Understanding Synthetic Data in the Context of Social Services
By: Andrew Fox, Jack Kaye, and Declan Kelly
This project involved comparing real aggregate count data to synthetic data (fake data generated to model real data without the privacy issues) for datasets about social services that could prevent tragedy in Allegheny County, particularly overdoses, suicides and homicides. The goal was to understand more about how resources should be allocated to areas within the county and determine what information can be obtained from the synthetic data that may be difficult to interpret from the less granular real data. In the process, the generation of synthetic data was analyzed as well as its privacy and utility for providing insights to social issues.
The group concluded that synthetic data was a great method for protecting privacy and machine learning methods could be used in many cases to predict what services are needed for certain people.

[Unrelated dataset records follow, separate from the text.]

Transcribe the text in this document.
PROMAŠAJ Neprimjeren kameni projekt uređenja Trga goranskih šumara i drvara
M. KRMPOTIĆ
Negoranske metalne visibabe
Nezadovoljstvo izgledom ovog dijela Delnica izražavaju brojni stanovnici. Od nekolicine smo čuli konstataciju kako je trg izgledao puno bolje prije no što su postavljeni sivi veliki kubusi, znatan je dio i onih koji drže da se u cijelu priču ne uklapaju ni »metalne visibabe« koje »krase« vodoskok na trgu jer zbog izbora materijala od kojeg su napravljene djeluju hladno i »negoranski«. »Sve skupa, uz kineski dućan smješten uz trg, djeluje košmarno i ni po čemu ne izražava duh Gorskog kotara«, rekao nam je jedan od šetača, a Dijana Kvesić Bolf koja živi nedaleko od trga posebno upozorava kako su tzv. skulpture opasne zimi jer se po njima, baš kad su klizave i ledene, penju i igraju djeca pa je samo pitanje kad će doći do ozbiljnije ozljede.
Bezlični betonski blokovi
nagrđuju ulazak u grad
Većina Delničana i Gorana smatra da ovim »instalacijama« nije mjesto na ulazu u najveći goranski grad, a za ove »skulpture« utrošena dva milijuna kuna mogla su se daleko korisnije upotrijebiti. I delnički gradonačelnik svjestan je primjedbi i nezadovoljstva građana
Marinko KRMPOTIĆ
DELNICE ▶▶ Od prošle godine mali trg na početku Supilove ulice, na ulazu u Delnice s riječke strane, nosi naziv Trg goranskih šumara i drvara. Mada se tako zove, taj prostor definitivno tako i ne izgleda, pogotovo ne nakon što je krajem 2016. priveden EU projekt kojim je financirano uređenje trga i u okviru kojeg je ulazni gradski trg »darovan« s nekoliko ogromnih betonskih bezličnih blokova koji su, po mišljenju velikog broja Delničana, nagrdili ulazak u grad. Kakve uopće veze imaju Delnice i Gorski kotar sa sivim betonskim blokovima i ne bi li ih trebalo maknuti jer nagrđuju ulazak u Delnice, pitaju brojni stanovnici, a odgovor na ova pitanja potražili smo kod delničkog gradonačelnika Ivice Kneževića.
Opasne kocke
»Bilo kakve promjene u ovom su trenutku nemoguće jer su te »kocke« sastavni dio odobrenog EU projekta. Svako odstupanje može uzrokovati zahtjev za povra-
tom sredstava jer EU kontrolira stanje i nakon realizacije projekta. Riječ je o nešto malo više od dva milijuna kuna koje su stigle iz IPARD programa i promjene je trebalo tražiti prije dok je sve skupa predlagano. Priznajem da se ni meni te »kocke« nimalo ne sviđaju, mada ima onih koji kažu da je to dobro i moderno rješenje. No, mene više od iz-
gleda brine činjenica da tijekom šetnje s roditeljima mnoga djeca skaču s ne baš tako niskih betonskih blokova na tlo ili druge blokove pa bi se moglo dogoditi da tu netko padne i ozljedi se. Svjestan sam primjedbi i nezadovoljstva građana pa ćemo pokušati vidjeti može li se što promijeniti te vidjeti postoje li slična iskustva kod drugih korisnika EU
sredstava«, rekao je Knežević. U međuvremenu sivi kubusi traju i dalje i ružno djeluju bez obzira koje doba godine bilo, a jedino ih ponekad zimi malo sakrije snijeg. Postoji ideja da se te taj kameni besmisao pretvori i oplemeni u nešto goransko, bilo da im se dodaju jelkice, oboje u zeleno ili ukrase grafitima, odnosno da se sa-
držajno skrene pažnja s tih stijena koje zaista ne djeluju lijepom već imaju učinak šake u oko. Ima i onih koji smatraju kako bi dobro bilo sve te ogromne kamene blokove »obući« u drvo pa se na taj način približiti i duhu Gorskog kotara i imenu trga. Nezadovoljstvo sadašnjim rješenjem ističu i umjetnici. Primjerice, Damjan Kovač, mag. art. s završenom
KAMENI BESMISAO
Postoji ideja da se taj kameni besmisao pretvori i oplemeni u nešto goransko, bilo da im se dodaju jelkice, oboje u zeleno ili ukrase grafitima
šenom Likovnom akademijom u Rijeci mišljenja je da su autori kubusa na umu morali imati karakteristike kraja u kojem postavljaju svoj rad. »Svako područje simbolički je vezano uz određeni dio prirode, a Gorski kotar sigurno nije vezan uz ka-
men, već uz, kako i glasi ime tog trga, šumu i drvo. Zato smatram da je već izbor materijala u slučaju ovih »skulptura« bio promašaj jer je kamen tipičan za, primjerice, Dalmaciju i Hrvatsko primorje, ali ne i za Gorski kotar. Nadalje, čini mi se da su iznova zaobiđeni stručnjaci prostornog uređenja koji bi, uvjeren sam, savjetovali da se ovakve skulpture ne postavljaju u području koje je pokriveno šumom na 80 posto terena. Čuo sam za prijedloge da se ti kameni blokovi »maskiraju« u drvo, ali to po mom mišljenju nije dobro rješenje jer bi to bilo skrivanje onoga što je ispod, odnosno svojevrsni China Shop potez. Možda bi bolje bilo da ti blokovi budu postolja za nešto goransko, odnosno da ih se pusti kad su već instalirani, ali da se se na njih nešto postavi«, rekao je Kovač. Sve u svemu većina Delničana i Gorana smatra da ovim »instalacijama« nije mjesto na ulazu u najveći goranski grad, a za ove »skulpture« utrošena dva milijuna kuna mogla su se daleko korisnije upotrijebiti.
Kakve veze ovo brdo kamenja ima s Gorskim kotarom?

Is the City of Pittsburgh truly a Bike Friendly City?
By: Anthony Robol, Jorge Cervantes Rodriguez, and Ruochong Zhu
In recent years bike lanes have been built throughout the City of Pittsburgh and POGOH has installed over 50 bike rental stations throughout the city, allowing non-bike owners to be able to use said bike lanes. These two developments are part of the goal of increasing bike friendliness of the city, as well as introducing an alternative transportation option for commuters. However, how many of the bike lanes are truly bike friendly when venturing outside of the immediate area around Pitt’s Oakland campus?
The city of Pittsburgh has made great strides towards bike friendliness in recent years. However, there is significant heterogeneity in bike usage across different neighborhoods. Factors such as geography, slope and proximity to stations are important. Students in the project also found that people associated with Pitt are a huge fraction of all POGOH rides.